Afrika Selatan terbuka dalam hal ‘klub iklim’.

Namun, Schulze tidak ingin pulang tanpa pesan unit. Dia menegaskan bahwa “kedua negara kita berbagi rasa hormat terhadap budaya demokrasi dan tatanan dunia multilateral berbasis aturan.” Dia mengingat KTT G7 di Elmau pada akhir Juni, yang diundang Ramaphosa sebagai tamu. “Dari sana, dari Elmau, sinyal bersama harus muncul dari negara-negara demokrasi kuat yang sadar akan tanggung jawab global mereka,” janjinya. Selain Afrika Selatan, Schulze juga mengundang Senegal, India, Indonesia dan Argentina sebagai negara tamu. Dia berharap, katanya, untuk “inisiatif konkret” untuk perlindungan iklim, investasi berkelanjutan, ketahanan pangan, dan kesehatan global.

Terakhir, Schulz ingin mendapatkan dukungan untuk proyek “Klub Iklim” di Elmau. Ini bertujuan untuk memperkuat kerja sama antara negara-negara yang ingin memimpin dalam mencapai tujuan iklim Paris.
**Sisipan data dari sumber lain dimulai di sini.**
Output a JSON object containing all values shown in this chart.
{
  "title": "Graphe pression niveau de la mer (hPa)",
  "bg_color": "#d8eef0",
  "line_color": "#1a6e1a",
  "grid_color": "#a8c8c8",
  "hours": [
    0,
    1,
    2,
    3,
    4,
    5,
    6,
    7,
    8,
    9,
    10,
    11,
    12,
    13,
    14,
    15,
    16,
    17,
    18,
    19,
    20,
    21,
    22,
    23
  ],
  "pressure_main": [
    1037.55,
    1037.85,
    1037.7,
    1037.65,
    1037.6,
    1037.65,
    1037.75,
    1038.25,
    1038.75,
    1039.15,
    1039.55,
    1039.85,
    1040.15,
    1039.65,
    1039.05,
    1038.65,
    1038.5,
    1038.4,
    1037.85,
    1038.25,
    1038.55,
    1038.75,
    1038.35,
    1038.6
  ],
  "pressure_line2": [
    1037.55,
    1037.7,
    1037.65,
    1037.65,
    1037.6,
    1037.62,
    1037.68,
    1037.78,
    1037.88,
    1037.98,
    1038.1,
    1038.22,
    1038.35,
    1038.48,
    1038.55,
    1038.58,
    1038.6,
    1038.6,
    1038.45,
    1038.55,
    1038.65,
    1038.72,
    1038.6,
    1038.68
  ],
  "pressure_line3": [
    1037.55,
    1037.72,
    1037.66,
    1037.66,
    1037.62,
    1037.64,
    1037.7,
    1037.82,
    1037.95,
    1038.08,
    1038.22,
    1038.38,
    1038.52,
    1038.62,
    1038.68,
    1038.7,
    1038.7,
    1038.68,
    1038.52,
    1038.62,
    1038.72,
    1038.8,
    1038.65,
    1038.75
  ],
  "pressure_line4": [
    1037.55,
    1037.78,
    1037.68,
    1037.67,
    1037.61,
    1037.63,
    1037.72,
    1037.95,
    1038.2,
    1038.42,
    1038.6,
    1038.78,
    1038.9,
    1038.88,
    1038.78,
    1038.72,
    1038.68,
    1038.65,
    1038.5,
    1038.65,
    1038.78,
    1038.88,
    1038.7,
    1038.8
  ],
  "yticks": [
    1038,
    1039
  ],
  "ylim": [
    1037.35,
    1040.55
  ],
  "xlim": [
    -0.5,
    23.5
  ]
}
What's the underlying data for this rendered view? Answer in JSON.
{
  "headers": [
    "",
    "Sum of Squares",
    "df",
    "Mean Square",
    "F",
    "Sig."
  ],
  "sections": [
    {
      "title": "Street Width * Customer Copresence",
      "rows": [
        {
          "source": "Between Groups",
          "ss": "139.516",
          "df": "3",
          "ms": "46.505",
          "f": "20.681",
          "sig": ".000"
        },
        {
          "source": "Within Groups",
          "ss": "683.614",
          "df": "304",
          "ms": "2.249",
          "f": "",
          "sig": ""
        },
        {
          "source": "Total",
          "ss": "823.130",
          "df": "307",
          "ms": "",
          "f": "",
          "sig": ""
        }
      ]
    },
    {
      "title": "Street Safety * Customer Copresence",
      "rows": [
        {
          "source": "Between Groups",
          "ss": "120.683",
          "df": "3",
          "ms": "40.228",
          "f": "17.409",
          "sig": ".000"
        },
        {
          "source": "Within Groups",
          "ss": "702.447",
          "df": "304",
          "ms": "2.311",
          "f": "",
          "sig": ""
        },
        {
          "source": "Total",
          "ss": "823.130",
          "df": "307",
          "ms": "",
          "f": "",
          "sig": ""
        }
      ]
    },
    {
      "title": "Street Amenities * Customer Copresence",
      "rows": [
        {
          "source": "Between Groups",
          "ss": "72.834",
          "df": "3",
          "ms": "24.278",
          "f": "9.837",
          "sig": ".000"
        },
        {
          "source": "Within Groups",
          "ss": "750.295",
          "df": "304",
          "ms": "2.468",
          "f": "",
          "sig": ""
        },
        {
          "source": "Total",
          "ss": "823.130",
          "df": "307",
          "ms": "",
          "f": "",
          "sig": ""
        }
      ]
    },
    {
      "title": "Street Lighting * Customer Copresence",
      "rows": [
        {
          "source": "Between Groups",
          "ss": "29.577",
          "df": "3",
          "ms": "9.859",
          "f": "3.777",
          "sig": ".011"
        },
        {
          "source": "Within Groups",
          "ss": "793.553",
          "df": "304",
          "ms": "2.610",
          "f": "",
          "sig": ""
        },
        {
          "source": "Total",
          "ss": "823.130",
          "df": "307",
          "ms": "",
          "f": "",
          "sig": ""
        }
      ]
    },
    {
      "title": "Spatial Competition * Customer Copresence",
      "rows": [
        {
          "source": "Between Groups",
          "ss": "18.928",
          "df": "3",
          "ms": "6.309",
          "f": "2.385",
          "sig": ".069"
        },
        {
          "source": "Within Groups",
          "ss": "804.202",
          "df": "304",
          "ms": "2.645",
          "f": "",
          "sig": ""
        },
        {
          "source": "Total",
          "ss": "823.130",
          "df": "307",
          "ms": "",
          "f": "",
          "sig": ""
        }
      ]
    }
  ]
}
Krisis iklim hanya dapat diatasi melalui kerja sama internasional. Jerman tidak ingin menyimpan pengalamannya dalam mengembangkan energi terbarukan untuk dirinya sendiri. Afrika Selatan menderita hambatan pasokan energi dan sangat bergantung pada batu bara. Ramaphosa mengatakan mereka sedang bekerja untuk transisi ke ekonomi yang lebih ramah iklim, dan menyambut kemitraan yang direncanakan.

Sebelum pemberhentian terakhirnya di Afrika Selatan, Schulz berjanji bahwa tentara Jerman akan terus berada di wilayah itu pada hari Senin di Niger. Setelah mengunjungi misi tentara Jerman “Gazelle” untuk melatih pasukan khusus Nigeria untuk memerangi milisi teroris ISIS, ia berbicara tentang “kerja sama yang berhasil yang juga dimaksudkan untuk jangka panjang”. Pekan lalu, Bundestag memperluas misi ini dan menyetujui partisipasi militer Jerman lebih lanjut dalam misi stabilisasi PBB MINUSMA di negara tetangga Mali.

Namun, belum jelas apakah dan bagaimana penarikan yang diumumkan Prancis dapat dikompensasi. Situasi belum membaik “dengan fakta bahwa tentara bayaran Rusia sekarang aktif di Mali.” Mereka dituduh melakukan kejahatan terhadap penduduk sipil di pihak tentara Mali.